The Boys and Girls Club of Springfield and its Jennie Lincoln Society
Jenny Lincoln is the founder of the Boys & Girls Clubs of Springfield. Life was very tough during and after the great depression in the 1930s. Mrs. Lincoln conceived of the idea after learning of the problems facing local youth from her husband, Juvenile Judge A.W. Lincoln. The first gatherings for boys and caring adults took place at Mrs. Lincolns home. After a great deal of encouragement from the community she found a location on Commercial Street and thus began the North side Boys Club in 1938. After sixty eight years the Boys & Girls Clubs of Springfield continues the mission of its founder by addressing the needs of area at risk youth. The Jenny Lincoln Society supports that mission.
Under the guidance of the board of directors and a talented Planned Giving committee, we conduct the following activities:
1. A charitable organization’s board and staff must be committed to planned giving and have a long-term view.
2. Organizations need to understand that committed, long-term donors are the very best prospects for planned giving.
3. Marketing and promoting planned giving must be done on a consistent and persistent basis.
4. Personal relationships are crucial to
the cultivation of planned gifts.
5. Make your staff and board aware of and knowledgeable on basic elements of estate planning and planned giving.
6. Be prepared to access/connect “professional advice” to families or individuals who are considering planned gifts.
7. Engage your professional advisors: The Community Foundation of the Ozarks Professional Advisors Council
1. “The use of enclosures on planned giving in current gift receipts continues to be very effective. The enclosure has a small amount of copy and then allows the donor to request a brochure on a planned giving topic. This is an inexpensive yet effective way to reach the best prospects.”
2. “We started a new gift annuity program last year and received 11 annuities worth about $600,000 in the first year. We appealed to security for senior citizens (first), tax benefits (second), and support for the institution (third). We used letters, workshops, articles, and personal calls.
3. “We formed an honorary society to encourage donors to give $100,000 or more in their estate planning. The society was just inaugurated with 43 members.”
4. “We have found great success in providing materials, training and services for attorneys, accountants and other planning professionals. We provide calculations and explanatory materials regardless of the intended charitable recipient. Consequently, we are now viewed as the resource for gift-planning advice in our community.”

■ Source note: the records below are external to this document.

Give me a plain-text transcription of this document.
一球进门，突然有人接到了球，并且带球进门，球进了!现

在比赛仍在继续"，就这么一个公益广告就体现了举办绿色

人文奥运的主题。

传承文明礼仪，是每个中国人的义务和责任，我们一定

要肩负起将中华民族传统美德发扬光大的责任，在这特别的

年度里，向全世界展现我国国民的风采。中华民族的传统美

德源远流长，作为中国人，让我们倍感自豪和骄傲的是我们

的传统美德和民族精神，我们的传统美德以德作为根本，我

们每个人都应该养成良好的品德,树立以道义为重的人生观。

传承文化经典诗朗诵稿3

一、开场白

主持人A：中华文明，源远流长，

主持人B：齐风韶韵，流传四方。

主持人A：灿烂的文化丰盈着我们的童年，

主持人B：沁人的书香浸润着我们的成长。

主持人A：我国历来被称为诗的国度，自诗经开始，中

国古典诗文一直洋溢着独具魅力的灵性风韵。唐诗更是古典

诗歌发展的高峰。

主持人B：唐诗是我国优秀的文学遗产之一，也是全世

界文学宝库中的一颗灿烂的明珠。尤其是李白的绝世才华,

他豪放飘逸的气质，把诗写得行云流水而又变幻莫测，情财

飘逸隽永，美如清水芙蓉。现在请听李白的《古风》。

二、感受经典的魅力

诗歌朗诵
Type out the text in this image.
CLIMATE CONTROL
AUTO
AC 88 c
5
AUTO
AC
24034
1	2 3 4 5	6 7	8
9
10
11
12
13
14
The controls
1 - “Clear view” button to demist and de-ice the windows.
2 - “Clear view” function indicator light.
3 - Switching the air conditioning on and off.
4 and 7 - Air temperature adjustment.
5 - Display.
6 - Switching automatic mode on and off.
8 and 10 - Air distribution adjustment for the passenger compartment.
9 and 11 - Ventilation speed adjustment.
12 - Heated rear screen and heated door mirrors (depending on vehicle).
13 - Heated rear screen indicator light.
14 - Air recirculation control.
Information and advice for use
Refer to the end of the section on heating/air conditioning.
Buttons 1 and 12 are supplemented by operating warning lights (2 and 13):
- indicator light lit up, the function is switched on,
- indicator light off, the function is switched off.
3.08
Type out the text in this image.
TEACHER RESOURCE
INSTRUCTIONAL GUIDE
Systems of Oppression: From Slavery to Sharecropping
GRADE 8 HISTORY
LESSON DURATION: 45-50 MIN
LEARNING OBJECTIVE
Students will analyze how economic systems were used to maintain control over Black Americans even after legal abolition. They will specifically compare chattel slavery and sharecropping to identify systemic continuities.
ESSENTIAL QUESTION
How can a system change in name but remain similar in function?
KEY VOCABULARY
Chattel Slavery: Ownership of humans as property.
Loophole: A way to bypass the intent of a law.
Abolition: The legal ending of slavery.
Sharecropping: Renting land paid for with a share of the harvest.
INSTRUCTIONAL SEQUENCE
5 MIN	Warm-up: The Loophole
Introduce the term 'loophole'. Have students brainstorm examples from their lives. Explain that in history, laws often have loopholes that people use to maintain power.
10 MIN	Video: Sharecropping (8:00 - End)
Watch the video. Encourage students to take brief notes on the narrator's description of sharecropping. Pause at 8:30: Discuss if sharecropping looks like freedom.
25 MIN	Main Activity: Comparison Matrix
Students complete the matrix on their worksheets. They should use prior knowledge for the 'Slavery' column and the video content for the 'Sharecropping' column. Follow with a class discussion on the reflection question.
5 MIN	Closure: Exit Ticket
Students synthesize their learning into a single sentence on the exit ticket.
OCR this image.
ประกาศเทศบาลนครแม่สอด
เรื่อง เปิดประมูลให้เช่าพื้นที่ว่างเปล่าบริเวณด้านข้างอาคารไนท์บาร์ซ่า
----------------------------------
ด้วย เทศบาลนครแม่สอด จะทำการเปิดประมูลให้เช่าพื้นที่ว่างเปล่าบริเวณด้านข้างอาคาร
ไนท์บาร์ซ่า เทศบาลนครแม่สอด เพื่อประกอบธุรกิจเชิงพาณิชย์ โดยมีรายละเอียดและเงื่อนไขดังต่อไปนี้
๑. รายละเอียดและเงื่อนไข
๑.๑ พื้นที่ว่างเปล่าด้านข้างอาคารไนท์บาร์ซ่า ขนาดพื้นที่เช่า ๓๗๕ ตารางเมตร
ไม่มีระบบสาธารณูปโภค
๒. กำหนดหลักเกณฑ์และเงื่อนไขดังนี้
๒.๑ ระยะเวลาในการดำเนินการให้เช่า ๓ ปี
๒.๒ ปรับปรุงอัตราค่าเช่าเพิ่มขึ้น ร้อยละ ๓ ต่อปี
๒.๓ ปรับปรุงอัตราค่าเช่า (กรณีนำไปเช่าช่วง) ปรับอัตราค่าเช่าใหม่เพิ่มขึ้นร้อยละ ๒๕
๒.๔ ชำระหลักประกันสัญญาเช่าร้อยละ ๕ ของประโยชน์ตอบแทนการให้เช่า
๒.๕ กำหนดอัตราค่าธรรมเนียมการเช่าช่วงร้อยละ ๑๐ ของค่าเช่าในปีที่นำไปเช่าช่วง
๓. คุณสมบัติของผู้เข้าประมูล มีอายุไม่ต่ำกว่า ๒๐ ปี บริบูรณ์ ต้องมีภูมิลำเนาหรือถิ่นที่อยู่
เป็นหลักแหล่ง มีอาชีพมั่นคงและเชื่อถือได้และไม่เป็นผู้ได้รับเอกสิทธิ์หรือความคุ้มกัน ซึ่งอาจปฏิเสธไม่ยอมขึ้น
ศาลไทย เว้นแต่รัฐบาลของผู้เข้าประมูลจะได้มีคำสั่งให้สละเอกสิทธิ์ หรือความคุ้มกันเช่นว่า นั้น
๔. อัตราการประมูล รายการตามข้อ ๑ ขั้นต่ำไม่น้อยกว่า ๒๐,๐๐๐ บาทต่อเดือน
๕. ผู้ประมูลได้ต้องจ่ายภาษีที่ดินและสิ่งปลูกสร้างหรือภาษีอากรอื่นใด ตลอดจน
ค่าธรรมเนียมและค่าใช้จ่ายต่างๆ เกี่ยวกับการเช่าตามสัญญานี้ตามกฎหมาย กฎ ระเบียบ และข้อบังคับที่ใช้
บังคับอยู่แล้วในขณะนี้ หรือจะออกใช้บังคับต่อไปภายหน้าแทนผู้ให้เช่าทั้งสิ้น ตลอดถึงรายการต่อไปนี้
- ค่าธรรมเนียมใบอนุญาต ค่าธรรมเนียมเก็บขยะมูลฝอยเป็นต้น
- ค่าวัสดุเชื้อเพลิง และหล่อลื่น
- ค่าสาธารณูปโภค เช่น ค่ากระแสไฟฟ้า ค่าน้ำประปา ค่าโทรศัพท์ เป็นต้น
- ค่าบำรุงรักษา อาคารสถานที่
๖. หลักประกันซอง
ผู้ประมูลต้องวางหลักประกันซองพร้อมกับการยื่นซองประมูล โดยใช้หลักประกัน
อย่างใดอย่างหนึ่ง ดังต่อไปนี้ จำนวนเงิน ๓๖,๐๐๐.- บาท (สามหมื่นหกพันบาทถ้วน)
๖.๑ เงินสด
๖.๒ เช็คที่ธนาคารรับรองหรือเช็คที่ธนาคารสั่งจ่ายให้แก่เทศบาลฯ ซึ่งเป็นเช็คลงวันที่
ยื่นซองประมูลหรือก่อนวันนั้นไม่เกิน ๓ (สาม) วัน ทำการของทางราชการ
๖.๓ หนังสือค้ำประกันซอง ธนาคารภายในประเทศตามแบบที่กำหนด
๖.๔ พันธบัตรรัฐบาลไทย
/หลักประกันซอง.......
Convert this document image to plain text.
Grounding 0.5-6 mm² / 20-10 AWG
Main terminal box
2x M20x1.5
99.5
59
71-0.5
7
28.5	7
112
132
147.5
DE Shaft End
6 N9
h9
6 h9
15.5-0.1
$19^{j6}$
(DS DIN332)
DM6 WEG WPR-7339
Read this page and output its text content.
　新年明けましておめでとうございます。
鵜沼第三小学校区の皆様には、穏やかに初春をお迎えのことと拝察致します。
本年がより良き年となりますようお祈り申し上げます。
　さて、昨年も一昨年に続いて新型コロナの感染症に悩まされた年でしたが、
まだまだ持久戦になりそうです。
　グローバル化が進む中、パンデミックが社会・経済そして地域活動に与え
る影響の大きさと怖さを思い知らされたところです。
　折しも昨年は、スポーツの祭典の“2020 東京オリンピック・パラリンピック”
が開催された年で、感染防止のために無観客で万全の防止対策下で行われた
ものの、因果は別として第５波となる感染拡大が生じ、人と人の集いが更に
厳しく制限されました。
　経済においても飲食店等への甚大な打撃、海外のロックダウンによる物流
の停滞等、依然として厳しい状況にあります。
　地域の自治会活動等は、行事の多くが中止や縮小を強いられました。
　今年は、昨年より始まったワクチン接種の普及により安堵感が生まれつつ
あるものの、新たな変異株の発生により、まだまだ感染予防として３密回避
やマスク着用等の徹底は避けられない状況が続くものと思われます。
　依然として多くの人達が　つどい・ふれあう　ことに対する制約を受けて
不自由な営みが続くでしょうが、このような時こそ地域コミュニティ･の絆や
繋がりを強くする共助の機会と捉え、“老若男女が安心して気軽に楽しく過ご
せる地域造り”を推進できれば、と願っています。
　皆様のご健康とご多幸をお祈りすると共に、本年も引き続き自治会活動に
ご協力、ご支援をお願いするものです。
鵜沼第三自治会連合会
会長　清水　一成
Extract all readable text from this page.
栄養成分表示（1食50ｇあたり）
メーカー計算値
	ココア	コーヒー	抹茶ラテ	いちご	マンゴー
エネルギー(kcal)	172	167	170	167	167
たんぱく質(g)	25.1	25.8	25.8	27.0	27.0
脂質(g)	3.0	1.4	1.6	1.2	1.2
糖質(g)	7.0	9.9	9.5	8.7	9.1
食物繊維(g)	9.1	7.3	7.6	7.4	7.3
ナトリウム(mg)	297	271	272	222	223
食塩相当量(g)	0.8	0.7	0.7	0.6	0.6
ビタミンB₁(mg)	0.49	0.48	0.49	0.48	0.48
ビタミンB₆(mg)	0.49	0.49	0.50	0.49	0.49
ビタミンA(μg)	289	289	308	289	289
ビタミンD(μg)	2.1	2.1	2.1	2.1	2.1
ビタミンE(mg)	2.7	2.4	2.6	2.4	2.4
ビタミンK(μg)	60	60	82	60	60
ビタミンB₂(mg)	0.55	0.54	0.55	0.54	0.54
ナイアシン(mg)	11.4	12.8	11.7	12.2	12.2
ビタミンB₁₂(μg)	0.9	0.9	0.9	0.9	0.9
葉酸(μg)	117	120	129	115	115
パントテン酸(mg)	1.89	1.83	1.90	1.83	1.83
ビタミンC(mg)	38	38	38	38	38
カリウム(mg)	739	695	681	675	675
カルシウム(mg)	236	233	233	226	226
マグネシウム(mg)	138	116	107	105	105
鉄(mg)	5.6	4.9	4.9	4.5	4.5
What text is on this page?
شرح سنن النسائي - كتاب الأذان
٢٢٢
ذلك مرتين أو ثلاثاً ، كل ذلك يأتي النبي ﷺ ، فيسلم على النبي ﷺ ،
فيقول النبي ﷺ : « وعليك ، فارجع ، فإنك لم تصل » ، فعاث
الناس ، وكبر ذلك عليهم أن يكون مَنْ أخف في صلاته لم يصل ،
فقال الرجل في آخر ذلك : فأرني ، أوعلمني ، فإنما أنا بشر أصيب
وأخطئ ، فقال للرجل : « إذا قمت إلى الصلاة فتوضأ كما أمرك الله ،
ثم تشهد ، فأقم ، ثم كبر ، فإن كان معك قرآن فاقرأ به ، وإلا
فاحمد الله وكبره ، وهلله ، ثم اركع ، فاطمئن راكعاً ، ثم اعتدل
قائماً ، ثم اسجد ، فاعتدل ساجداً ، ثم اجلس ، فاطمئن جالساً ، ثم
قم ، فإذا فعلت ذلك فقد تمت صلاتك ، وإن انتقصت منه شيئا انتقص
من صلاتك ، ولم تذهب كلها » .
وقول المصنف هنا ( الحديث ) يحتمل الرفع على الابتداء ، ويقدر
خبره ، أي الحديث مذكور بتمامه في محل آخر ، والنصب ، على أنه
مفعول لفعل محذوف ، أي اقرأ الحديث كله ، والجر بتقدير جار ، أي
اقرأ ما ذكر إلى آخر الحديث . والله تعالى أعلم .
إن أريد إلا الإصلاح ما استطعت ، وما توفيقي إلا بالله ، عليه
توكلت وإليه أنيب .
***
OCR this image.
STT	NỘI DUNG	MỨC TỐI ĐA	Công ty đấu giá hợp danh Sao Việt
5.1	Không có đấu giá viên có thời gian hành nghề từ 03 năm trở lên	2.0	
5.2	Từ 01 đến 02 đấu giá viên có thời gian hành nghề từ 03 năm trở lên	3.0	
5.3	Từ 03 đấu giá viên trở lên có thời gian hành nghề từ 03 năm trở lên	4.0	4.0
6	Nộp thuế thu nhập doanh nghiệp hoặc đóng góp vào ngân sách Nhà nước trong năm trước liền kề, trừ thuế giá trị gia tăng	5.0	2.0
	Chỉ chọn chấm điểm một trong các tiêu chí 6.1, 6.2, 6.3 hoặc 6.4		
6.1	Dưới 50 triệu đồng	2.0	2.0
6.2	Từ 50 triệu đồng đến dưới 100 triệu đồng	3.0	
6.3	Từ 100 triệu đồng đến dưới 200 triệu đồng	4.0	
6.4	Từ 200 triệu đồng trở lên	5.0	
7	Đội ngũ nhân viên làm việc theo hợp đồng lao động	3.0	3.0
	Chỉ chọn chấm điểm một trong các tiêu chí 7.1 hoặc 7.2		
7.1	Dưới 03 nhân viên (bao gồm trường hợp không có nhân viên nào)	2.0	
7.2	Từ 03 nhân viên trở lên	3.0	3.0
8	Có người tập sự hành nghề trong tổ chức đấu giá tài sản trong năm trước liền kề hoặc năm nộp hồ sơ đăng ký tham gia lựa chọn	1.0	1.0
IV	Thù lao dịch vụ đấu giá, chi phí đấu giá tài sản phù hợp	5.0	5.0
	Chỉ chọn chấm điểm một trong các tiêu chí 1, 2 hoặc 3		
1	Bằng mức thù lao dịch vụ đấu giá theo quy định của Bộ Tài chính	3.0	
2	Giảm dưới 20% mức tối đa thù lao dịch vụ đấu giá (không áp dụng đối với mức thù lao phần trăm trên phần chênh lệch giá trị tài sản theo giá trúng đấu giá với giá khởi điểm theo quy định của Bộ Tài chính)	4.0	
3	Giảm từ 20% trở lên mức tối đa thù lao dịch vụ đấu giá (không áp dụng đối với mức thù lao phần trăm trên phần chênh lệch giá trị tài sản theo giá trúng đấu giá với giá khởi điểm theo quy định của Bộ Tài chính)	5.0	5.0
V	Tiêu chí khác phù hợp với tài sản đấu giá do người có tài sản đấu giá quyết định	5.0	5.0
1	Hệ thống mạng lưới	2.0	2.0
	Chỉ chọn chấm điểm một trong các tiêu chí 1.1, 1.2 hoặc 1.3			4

5. “I provide ‘lunch and learn’ sessions in brokerage and financial planning firms during the lunch hour. I bring in food to the firm’s conference room for any staff who attend the program. I emphasize those things in charitable giving that benefit the firm, such as replacement wealth policies, freeing up assets they can trade and helping to solve client problems.”
6. “We run a column on planned giving for every issue of our newsletter. The column is in the same space every issue. Generally, the article is about a donor or the work accomplished with a bequest.”
7. “I make every attempt to relate the stories of actual donors and their advisors using common English. People understand and relate to the circumstances and motivations of others in similar situation, so I strive to associate real people to each gift plan example I sue. Too man non-donors focus on the plan rather than on the fit, which usually wastes resources; so I take every opportunity to emphasize the fit with the belief that the appropriate plan will follow.”